L’apprendistato di Sanders, l’adolescente protagonista del romanzo, si blocca e implode. Le spade è la vicenda di un Edipo asfissiato, di qualcuno che afferma di essere “uno spettatore della vita”. Amore e Morte vi si rincorrono come desiderio e limite fino a sovrapporsi ed essere la stessa cosa. (Ricordo che mentre traducevo mi venivano in mente certe pagine di un’opera che mi aveva tormentato, fra prendere e lasciare, negli anni di università, l’Anti-Edipo di Deleuze e Guattari: oggi ho l’impressione che Sanders sia in realtà un Anti-Edipo che non voglia o anzi non sappia di esserlo). Il desiderio in lui ha un decorso ossessivo, a senso unico, perché si esaurisce in Claude, la sorella amata nelle forme della monomania feticista e di una dilettazione claustrofobica. Perché Claude non esiste nel mondo esterno ma solo negli interni domestici e la si immagina al massimo in alcova o a teatro. Claude nel romanzo è la sola sopravvissuta allo sterminio parentale, a una madre che da tempo non esiste più e a un padre che sta venendo meno: infatti Sanders parla della sua situazione associandola a un Tristano e Isotta degenerato. Il desiderio di Sanders tuttavia si rilancia in una ossessione masturbatoria perché Claude di continuo si sottrae, si nega, sparisce. I gesti attivi del protagonista hanno un valore puramente compensativo, riempiono un vuoto mentre, letteralmente, essi vanno a vuoto: entrare nella Resistenza, passare con perfetta nonchalance dalla Resistenza alla Milizia del boia Jacques Darnand o, come un Lafcadio redivivo, uccidere a freddo e del tutto gratuitamente un ragazzo ebreo sono atti che si equivalgono in quanto accessori inessenziali, pulsioni deliranti, azioni fantasmatiche che trascorrono fatalmente da un nulla a un altro nulla. In effetti Sanders tradisce i rossi perché a loro non perdona l’etica della speranza, il credo nel sol dell’avvenire: a costoro preferisce il nichilismo dei neri, la verità imperdonabile dei vinti e degli sconfitti dalla Storia. Tale è la morte, la “bella morte” cui inneggia da sempre l’Edipo in cui camicia nera, vale a dire il tragico onanismo dei fascisti. In una pagina rivelatrice, Sanders afferma di identificarsi con la mesta icona della malinconia, la quale, secondo Sigmund Freud, segnala la mancanza che genera il desiderio:
Mi sono visto di colpo nel grande museo deserto, davanti all’Angelo triste di Filippino Lippi. Il ragazzino senza età, coi capelli che gli cadono sul capo, la fronte sciupata, l’aria d’aver sprecato tutto dall’inizio, la sua grande fedeltà alla sventura, la nobiltà degli angeli vinti, tanti segni che mi hanno preso alla gola. [Le spade, trad. di M. R., Edizioni Tassinari, Firenze 2021, pp. 93-94]

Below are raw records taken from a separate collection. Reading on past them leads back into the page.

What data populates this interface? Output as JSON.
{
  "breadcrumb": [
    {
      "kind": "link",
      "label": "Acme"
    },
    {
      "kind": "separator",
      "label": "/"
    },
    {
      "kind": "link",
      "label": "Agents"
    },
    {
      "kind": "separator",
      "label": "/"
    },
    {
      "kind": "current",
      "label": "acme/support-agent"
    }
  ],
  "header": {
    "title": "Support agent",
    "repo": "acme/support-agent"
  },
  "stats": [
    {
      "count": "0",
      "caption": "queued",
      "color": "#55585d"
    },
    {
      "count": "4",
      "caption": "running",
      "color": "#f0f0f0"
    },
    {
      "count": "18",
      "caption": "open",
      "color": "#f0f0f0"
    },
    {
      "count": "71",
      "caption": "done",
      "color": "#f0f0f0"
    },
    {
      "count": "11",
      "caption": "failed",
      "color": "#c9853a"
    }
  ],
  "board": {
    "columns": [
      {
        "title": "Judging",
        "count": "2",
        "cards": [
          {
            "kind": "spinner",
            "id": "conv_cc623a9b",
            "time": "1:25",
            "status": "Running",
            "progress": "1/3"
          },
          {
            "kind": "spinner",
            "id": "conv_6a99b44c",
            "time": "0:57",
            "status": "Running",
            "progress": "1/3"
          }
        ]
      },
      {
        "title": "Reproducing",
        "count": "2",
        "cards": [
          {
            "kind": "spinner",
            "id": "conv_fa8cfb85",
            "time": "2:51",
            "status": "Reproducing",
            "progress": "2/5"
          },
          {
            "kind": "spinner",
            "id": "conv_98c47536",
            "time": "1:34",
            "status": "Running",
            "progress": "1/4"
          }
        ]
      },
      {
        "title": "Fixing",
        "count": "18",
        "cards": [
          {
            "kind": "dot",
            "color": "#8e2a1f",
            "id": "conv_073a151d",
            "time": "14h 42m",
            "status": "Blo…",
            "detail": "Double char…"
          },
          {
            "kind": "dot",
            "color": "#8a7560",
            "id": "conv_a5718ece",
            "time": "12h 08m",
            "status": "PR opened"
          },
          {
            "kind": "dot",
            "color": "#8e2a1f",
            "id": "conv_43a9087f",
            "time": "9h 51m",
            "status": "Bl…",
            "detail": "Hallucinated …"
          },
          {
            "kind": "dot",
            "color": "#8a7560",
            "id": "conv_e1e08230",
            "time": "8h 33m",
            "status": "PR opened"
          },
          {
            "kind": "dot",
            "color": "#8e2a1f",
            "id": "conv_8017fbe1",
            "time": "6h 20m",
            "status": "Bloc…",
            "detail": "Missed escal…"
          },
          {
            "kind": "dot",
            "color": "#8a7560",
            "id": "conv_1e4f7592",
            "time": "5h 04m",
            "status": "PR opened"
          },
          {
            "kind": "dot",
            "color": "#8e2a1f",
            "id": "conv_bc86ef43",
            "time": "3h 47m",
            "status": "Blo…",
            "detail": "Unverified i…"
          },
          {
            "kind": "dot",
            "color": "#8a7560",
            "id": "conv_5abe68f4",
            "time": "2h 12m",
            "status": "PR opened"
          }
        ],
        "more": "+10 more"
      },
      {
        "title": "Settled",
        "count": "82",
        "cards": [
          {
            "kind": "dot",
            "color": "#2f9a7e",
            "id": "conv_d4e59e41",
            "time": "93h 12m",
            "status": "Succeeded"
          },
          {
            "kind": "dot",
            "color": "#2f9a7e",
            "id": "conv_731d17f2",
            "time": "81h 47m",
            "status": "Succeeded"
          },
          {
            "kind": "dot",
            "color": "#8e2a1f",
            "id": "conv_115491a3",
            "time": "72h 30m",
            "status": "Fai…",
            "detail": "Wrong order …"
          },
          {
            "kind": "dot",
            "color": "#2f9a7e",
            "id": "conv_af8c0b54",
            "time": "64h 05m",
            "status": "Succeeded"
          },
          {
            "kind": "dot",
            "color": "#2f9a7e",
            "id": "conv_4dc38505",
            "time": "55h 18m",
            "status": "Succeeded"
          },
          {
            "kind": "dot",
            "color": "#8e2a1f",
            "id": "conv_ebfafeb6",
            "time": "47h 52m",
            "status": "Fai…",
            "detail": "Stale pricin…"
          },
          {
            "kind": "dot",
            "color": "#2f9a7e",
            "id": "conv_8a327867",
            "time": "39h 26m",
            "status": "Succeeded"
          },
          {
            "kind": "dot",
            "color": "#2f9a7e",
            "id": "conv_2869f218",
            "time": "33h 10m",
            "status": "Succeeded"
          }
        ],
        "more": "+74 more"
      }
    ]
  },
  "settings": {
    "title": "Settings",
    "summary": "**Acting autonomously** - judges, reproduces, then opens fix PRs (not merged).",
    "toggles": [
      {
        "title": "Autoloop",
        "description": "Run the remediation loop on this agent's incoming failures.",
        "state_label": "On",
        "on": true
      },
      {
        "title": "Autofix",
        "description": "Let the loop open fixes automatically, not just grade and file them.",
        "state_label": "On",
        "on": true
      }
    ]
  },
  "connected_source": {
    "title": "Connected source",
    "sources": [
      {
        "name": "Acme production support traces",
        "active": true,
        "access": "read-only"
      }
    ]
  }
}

Avevo già tradotto questa pagina, stavo lavorando alle bozze del libro quando mi arrivò da Strasburgo una cartolina con l’effigie del meraviglioso Buste d’ange (1489-’93 circa) di Filippino Lippi che illustra il locale Musée des Beaux-Arts, datata 9 agosto 2002 e spedita da due amici, Mariarosa Bricchi e suo marito Flavio Fergonzi: non avevo mai visto l’Angelo e ho inteso la cartolina sia come un messaggio augurale sia come un oroscopo del romanzo.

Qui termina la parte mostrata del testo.